10 Aug 2007

300 - It's a mega-man movie


6 packs? 6 packs! Pah! These guys have got 8 and 10 packs and a full complement of guns to boot! I'm of course talking about the movie 300. If you haven't seen it - go rent the DVD. It's all action, kick-ass battle scenes and cool one liners, like "Tonight we dine in hell"!

Alright, so this is a blokes movie, but there's nothing wrong with that. Girls have the romantic comedy section, we have bloody tales of 300 Greek blokes fighting against 2 million Persian blokes - sounds bloody fantastic, doesn't it? I have to admit though, halfway through watching it, I did find myself getting more and more excited as the fight scenes got even more bloody and complicated, even adding in a few one liners of my own, such as "have a chew on that my son!"

It was at this stage that I started to think about the beef advert for children that's currently on air. It's the advert with the brother and sister talking about their likes and dislikes with the girl looking all sweet in a fairly outfit talking about how she liked the colour pink. The boy on the other hand describes how he likes boxing by standing up and punching an imaginary man, adding his own sound effects "duff, duff! Biff, biff! Smack! Wallop!". So I thought to myself - Us blokes are all still that kid and movies like 300!

The other thing that made me think of the beef advert for kids was that although they disagree on everything else, they agree in the end that they love their mum's beef, in a similar way that me and my missus agreed that we both thought the movie was great. Probably for different reason of course...did I mention the 8 packs girls?

3 Aug 2007

I wish Harry would just Pott off!


The world and its dog is reading the last book in the Harry Potter mega-franchise, all except me and a few mates I know. The sensitivity around this has baffled me to the point of being disturbing. As soon as the book came out, I only wanted to know one thing - who dies!? I tried asking a few people that were reading the book what happens in the end, the response was a mixture of looks of disdain and downright madness, with one person even putting their fingers in their ears, singing "la, la, la, la". Not one TV or radio journo has dared to even utter the ending, until one brave soul by the name of Johnno Coleman let it slip on national TV yesterday. When I say, let it slip, he actually joked about it and made up a bogus ending. The show's response to this was to initially suspend him, then today hold a phone poll for viewers to vote on whether or not he should have his job back. Let's get this in perspective, they didn't hold a poll on whether the government should be doing more to fight global warming, or if whether there needs to be a bigger crack down on drugs in professional sport, nope - something far more important - Should Johnno Coleman get his job back after daring to even joke about telling people the ending of the book. My solution to this - I'm getting right behind Johnno. As of today, I am going to go up to every person I see reading Harry Potter, and say "He dies in the end, he kills two innocent puppies, the girl becomes a crack addict and the fat bloke dies of a heart attack". "So there, wasn't that interesting anyway, welcome back to the real world".

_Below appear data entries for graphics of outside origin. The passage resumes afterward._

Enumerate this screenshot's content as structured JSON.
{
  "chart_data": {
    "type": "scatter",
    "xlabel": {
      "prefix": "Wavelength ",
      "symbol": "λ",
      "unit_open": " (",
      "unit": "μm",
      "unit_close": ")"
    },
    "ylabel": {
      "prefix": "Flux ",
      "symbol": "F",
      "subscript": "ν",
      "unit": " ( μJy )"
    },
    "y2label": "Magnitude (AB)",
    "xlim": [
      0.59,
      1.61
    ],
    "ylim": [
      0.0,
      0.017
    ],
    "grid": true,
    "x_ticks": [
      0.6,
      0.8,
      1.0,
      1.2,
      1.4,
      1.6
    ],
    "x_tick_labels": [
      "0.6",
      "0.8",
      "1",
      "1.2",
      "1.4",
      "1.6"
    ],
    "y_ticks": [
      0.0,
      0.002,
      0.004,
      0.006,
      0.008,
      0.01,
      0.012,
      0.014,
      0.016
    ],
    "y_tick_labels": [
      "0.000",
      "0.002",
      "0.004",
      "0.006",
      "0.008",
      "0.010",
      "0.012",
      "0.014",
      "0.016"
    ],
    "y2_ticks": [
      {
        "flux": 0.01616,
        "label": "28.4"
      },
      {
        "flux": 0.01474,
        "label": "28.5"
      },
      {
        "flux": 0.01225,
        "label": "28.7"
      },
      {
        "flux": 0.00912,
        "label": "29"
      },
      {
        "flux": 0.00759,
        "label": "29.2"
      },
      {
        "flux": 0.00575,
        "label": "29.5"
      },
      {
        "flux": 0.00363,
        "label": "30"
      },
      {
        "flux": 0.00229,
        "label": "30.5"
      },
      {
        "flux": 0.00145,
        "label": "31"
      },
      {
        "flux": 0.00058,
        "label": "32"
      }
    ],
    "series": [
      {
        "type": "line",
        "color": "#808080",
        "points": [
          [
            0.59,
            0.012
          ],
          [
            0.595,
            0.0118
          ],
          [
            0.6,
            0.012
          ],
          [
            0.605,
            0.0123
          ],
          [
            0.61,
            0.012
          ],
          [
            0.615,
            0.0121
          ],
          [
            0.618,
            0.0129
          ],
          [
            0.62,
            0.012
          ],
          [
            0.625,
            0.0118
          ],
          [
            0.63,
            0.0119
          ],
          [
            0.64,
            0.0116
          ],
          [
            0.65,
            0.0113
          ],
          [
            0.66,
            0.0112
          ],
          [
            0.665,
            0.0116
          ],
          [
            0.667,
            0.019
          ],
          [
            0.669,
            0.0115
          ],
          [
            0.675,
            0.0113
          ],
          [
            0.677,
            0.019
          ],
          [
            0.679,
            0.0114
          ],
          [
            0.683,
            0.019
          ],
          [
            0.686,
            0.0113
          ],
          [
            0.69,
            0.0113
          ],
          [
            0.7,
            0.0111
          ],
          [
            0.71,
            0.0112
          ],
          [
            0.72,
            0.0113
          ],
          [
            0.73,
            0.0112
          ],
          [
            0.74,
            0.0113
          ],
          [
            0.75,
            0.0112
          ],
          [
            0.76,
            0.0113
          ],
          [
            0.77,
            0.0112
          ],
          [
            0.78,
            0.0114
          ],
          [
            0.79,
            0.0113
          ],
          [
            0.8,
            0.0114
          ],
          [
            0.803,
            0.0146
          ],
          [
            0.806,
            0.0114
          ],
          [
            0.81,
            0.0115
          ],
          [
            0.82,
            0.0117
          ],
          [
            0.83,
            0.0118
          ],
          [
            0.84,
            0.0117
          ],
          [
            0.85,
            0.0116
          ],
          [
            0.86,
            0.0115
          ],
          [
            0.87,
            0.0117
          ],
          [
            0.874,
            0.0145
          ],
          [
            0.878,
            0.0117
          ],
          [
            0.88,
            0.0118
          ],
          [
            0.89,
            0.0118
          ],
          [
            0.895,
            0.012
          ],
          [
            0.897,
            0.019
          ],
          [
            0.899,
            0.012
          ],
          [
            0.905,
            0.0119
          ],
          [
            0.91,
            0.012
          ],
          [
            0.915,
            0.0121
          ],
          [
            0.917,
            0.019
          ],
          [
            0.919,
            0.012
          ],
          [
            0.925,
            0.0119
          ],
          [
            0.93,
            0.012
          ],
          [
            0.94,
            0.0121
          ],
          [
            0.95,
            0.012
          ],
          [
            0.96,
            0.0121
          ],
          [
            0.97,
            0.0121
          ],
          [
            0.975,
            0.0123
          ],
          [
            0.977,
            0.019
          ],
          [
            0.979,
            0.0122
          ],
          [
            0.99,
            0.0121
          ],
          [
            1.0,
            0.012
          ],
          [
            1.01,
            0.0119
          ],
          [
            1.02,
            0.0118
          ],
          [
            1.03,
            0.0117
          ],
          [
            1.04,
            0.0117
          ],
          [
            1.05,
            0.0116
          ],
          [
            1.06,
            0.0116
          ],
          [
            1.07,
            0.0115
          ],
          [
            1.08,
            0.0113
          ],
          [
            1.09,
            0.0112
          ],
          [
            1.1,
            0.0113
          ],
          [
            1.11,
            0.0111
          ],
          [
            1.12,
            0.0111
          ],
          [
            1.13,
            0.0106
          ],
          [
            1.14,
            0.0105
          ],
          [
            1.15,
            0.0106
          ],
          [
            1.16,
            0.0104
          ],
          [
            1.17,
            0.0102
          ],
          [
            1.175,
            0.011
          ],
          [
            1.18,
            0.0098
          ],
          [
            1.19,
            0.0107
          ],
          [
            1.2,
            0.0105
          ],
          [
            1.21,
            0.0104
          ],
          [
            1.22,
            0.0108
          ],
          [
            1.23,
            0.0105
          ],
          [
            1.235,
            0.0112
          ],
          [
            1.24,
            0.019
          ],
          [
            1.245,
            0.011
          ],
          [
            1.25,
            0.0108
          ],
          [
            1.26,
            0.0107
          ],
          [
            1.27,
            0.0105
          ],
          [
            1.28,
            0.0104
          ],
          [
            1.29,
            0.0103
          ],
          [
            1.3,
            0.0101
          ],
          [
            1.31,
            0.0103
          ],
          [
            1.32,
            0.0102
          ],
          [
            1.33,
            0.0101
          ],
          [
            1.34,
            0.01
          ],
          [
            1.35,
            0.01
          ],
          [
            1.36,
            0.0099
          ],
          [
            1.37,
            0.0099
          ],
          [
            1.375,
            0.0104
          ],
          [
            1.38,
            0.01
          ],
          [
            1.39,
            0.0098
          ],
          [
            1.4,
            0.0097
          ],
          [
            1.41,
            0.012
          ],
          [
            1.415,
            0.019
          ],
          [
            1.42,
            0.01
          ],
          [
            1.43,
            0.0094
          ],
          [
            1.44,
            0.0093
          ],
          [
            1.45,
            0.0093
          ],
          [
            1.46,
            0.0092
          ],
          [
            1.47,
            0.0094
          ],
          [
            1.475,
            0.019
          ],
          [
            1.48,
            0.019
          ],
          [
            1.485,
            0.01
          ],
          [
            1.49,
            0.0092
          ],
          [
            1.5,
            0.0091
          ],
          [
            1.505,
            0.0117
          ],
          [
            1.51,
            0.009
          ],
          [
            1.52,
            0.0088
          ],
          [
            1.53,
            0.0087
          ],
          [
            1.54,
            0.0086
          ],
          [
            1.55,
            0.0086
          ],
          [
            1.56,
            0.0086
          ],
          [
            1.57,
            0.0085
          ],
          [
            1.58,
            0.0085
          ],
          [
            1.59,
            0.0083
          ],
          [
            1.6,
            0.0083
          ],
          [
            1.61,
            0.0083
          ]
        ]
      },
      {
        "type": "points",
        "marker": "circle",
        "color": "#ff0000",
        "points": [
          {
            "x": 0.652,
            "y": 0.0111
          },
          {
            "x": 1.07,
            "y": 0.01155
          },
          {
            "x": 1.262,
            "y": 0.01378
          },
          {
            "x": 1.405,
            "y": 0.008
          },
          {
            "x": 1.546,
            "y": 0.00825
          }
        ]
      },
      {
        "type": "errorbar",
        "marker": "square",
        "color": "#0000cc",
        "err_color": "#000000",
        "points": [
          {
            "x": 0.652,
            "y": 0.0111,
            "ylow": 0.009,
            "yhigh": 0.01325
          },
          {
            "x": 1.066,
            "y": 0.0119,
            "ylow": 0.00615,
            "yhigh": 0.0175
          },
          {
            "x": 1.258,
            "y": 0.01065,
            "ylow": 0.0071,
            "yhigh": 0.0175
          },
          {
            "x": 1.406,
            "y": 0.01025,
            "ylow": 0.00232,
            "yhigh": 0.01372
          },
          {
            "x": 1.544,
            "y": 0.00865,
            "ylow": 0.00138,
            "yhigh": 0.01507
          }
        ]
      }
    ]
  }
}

Is sleeping in on the weekend really bad for you?


A sat on the sofa this morning watching the news, or what passes for the news, when a so called expert came on. This expert claimed that sleeping in on the weekend was actually bad for you. My first few thoughts were as follows - so, it's bad to drink more than one beer, it's bad to spend too much time with your mates, it's bad to eat red meat, it's bad to watch too much sport. Great, not only have they sucked the fun out of life, they are now about to take away my weekend morning sleep-in - which by the way still sees me out of bed by 8:30am. My take on all this - I don't care one some expert says, I will have my weekend sleep-in and my fellow men, I suggest you do to, if for no other reason than this - The sooner you get up, the sooner she'll have you doing things you don't want to do.